Ligation of the SV at the time of pancreaticoduodenectomy requires that the surgeon considers the subsequent venous return from the spleen. In the scenario whereby the IMV joins the SMV-PV confluence or the SMV proper and the SV is ligated, there is no mechanism for SV decompression by retrograde flow in the IMV. Reimplantation of the SV into the reconstructed SMV-PV or diversion of the SV into the left renal vein (via a distal splenorenal shunt) is necessary to prevent sinistral portal hypertension. We prefer splenorenal shunting as described by Warren et al., 5 , 6 as reimplantation of the SV into the newly created venous reconstruction may distort the SMV-PV confluence. If the IMV joins the SV, retrograde flow in the IMV will usually provide sufficient outflow to adequately decompress the spleen. However, as reported herein, the caliber of the IMV may occasionally be inadequate to decompress the SV. Should subsequent gastrointestinal bleeding occur, proximal splenic artery embolization can be curative by reducing inflow into the left-sided portal system. High-quality cross sectional imaging can be used to assess the IMV-SV confluence as this anatomic location is vulnerable to compression/occlusion if local recurrence of pancreatic cancer should occur.

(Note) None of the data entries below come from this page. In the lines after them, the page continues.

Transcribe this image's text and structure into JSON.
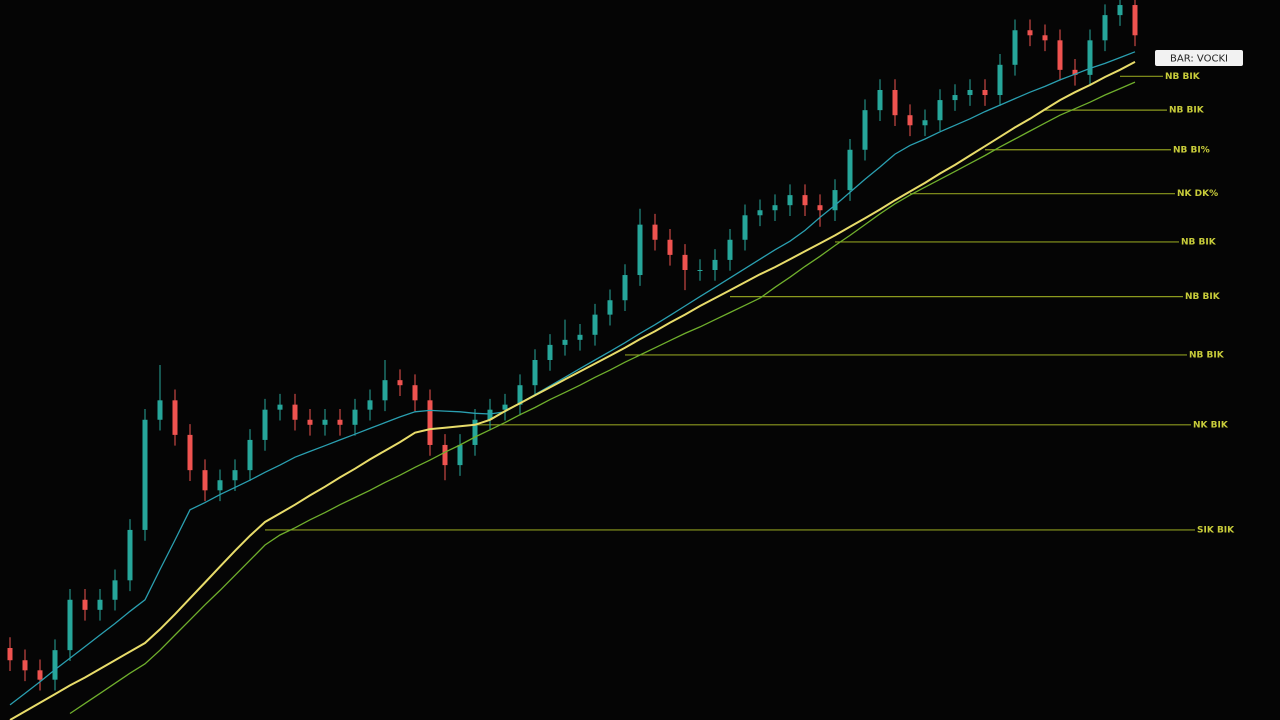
{
  "chart_data": {
    "type": "candlestick",
    "ylim": [
      0,
      100
    ],
    "up_color": "#26a69a",
    "down_color": "#ef5350",
    "candles": {
      "open": [
        10.0,
        8.3,
        6.9,
        5.6,
        9.7,
        16.7,
        15.3,
        16.7,
        19.4,
        26.4,
        41.7,
        44.4,
        39.6,
        34.7,
        31.9,
        33.3,
        34.7,
        38.9,
        43.1,
        43.8,
        41.7,
        41.0,
        41.7,
        41.0,
        43.1,
        44.4,
        47.2,
        46.5,
        44.4,
        38.2,
        35.4,
        38.2,
        41.7,
        43.1,
        43.8,
        46.5,
        50.0,
        52.1,
        52.8,
        53.5,
        56.3,
        58.3,
        61.8,
        68.8,
        66.7,
        64.6,
        62.5,
        62.5,
        63.9,
        66.7,
        70.1,
        70.8,
        71.5,
        72.9,
        71.5,
        70.8,
        73.6,
        79.2,
        84.7,
        87.5,
        84.0,
        82.6,
        83.3,
        86.1,
        86.8,
        87.5,
        86.8,
        91.0,
        95.8,
        95.1,
        94.4,
        90.3,
        89.6,
        94.4,
        97.9,
        99.3
      ],
      "high": [
        11.5,
        9.8,
        8.4,
        11.2,
        18.2,
        18.2,
        18.2,
        20.9,
        27.9,
        43.2,
        49.3,
        45.9,
        41.1,
        36.2,
        34.8,
        36.2,
        40.4,
        44.6,
        45.3,
        45.3,
        43.2,
        43.2,
        43.2,
        44.6,
        45.9,
        50.0,
        48.7,
        48.0,
        45.9,
        39.7,
        39.7,
        43.2,
        44.6,
        45.3,
        48.0,
        51.5,
        53.6,
        55.6,
        55.0,
        57.8,
        59.8,
        63.3,
        71.0,
        70.3,
        68.2,
        66.1,
        64.0,
        65.4,
        68.2,
        71.6,
        72.3,
        73.0,
        74.4,
        74.4,
        73.0,
        75.1,
        80.7,
        86.2,
        89.0,
        89.0,
        85.5,
        84.8,
        87.6,
        88.3,
        89.0,
        89.0,
        92.5,
        97.3,
        97.3,
        96.6,
        95.9,
        91.8,
        95.9,
        99.4,
        100.0,
        100.0
      ],
      "low": [
        6.8,
        5.4,
        4.1,
        4.1,
        8.2,
        13.8,
        13.8,
        15.2,
        17.9,
        24.9,
        40.2,
        38.1,
        33.2,
        30.4,
        30.4,
        31.8,
        33.2,
        37.4,
        41.6,
        40.2,
        39.5,
        39.5,
        39.5,
        39.5,
        41.6,
        42.9,
        45.0,
        42.9,
        36.7,
        33.3,
        33.9,
        36.7,
        40.2,
        41.6,
        42.3,
        45.0,
        48.5,
        50.6,
        51.3,
        52.0,
        54.8,
        56.8,
        60.3,
        65.2,
        63.1,
        59.7,
        61.0,
        61.0,
        62.4,
        65.2,
        68.6,
        69.3,
        70.0,
        70.0,
        68.5,
        69.3,
        72.1,
        77.7,
        83.2,
        82.5,
        81.1,
        81.1,
        81.8,
        84.6,
        85.3,
        85.3,
        85.3,
        89.5,
        93.6,
        92.9,
        88.8,
        88.1,
        88.1,
        92.9,
        96.4,
        93.6
      ],
      "close": [
        8.3,
        6.9,
        5.6,
        9.7,
        16.7,
        15.3,
        16.7,
        19.4,
        26.4,
        41.7,
        44.4,
        39.6,
        34.7,
        31.9,
        33.3,
        34.7,
        38.9,
        43.1,
        43.8,
        41.7,
        41.0,
        41.7,
        41.0,
        43.1,
        44.4,
        47.2,
        46.5,
        44.4,
        38.2,
        35.4,
        38.2,
        41.7,
        43.1,
        43.8,
        46.5,
        50.0,
        52.1,
        52.8,
        53.5,
        56.3,
        58.3,
        61.8,
        68.8,
        66.7,
        64.6,
        62.5,
        62.5,
        63.9,
        66.7,
        70.1,
        70.8,
        71.5,
        72.9,
        71.5,
        70.8,
        73.6,
        79.2,
        84.7,
        87.5,
        84.0,
        82.6,
        83.3,
        86.1,
        86.8,
        87.5,
        86.8,
        91.0,
        95.8,
        95.1,
        94.4,
        90.3,
        89.6,
        94.4,
        97.9,
        99.3,
        95.1
      ]
    },
    "lines": [
      {
        "color": "#2a9fb0",
        "values": [
          2.1,
          3.7,
          5.3,
          7.0,
          8.6,
          10.2,
          11.8,
          13.4,
          15.1,
          16.7,
          20.9,
          25.0,
          29.2,
          30.2,
          31.3,
          32.3,
          33.3,
          34.4,
          35.4,
          36.5,
          37.3,
          38.1,
          38.9,
          39.7,
          40.5,
          41.3,
          42.1,
          42.8,
          43.0,
          42.9,
          42.8,
          42.6,
          42.5,
          42.8,
          44.0,
          45.2,
          46.4,
          47.6,
          48.8,
          50.0,
          51.2,
          52.4,
          53.7,
          54.9,
          56.2,
          57.5,
          58.8,
          60.1,
          61.4,
          62.7,
          64.0,
          65.3,
          66.5,
          68.0,
          69.8,
          71.5,
          73.3,
          75.1,
          76.8,
          78.6,
          79.8,
          80.7,
          81.7,
          82.6,
          83.5,
          84.5,
          85.4,
          86.3,
          87.2,
          88.0,
          88.9,
          89.7,
          90.5,
          91.2,
          92.0,
          92.8
        ]
      },
      {
        "color": "#e8dc6a",
        "values": [
          0.0,
          1.2,
          2.4,
          3.6,
          4.8,
          5.9,
          7.1,
          8.3,
          9.5,
          10.7,
          12.6,
          14.7,
          16.9,
          19.1,
          21.3,
          23.5,
          25.6,
          27.5,
          28.7,
          29.9,
          31.2,
          32.4,
          33.7,
          34.9,
          36.2,
          37.4,
          38.6,
          39.9,
          40.4,
          40.6,
          40.8,
          41.0,
          41.7,
          42.9,
          44.0,
          45.1,
          46.2,
          47.3,
          48.4,
          49.5,
          50.6,
          51.7,
          52.9,
          54.0,
          55.2,
          56.3,
          57.5,
          58.6,
          59.7,
          60.8,
          61.9,
          62.9,
          64.0,
          65.1,
          66.2,
          67.3,
          68.5,
          69.7,
          70.9,
          72.2,
          73.4,
          74.6,
          75.9,
          77.1,
          78.4,
          79.7,
          81.0,
          82.3,
          83.5,
          84.8,
          86.1,
          87.2,
          88.2,
          89.3,
          90.3,
          91.4
        ]
      },
      {
        "color": "#6fae2c",
        "values": [
          null,
          null,
          null,
          null,
          0.9,
          2.3,
          3.7,
          5.1,
          6.5,
          7.8,
          9.7,
          11.8,
          13.9,
          16.0,
          18.0,
          20.1,
          22.2,
          24.3,
          25.7,
          26.7,
          27.8,
          28.8,
          29.9,
          30.9,
          31.9,
          33.0,
          34.0,
          35.1,
          36.1,
          37.2,
          38.2,
          39.3,
          40.3,
          41.3,
          42.4,
          43.4,
          44.5,
          45.5,
          46.5,
          47.6,
          48.6,
          49.7,
          50.7,
          51.7,
          52.7,
          53.7,
          54.6,
          55.6,
          56.6,
          57.6,
          58.6,
          60.1,
          61.5,
          63.0,
          64.4,
          65.9,
          67.3,
          68.8,
          70.3,
          71.7,
          72.9,
          74.0,
          75.1,
          76.2,
          77.3,
          78.4,
          79.6,
          80.7,
          81.8,
          82.9,
          84.0,
          84.9,
          85.8,
          86.8,
          87.7,
          88.6
        ]
      }
    ],
    "level_color": "#8c9a1e",
    "levels": [
      {
        "value": 89.4,
        "label": "NB BIK"
      },
      {
        "value": 84.7,
        "label": "NB BIK"
      },
      {
        "value": 79.2,
        "label": "NB BI%"
      },
      {
        "value": 73.1,
        "label": "NK DK%"
      },
      {
        "value": 66.4,
        "label": "NB BIK"
      },
      {
        "value": 58.8,
        "label": "NB BIK"
      },
      {
        "value": 50.7,
        "label": "NB BIK"
      },
      {
        "value": 41.0,
        "label": "NK BIK"
      },
      {
        "value": 26.4,
        "label": "SIK BIK"
      }
    ],
    "tag": "BAR: VOCKI"
  }
}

The physiological significance of distal SV ligation or thrombosis when combined with pancreaticoduodenectomy and its potential to lead to the development of sinistral hypertension has been questioned. However, we believe that the cases provided herein support this clinical reality, and we encourage surgeons to consider how the SV will be decompressed when the SMV-PV-SV requires resection to include ligation of the SV.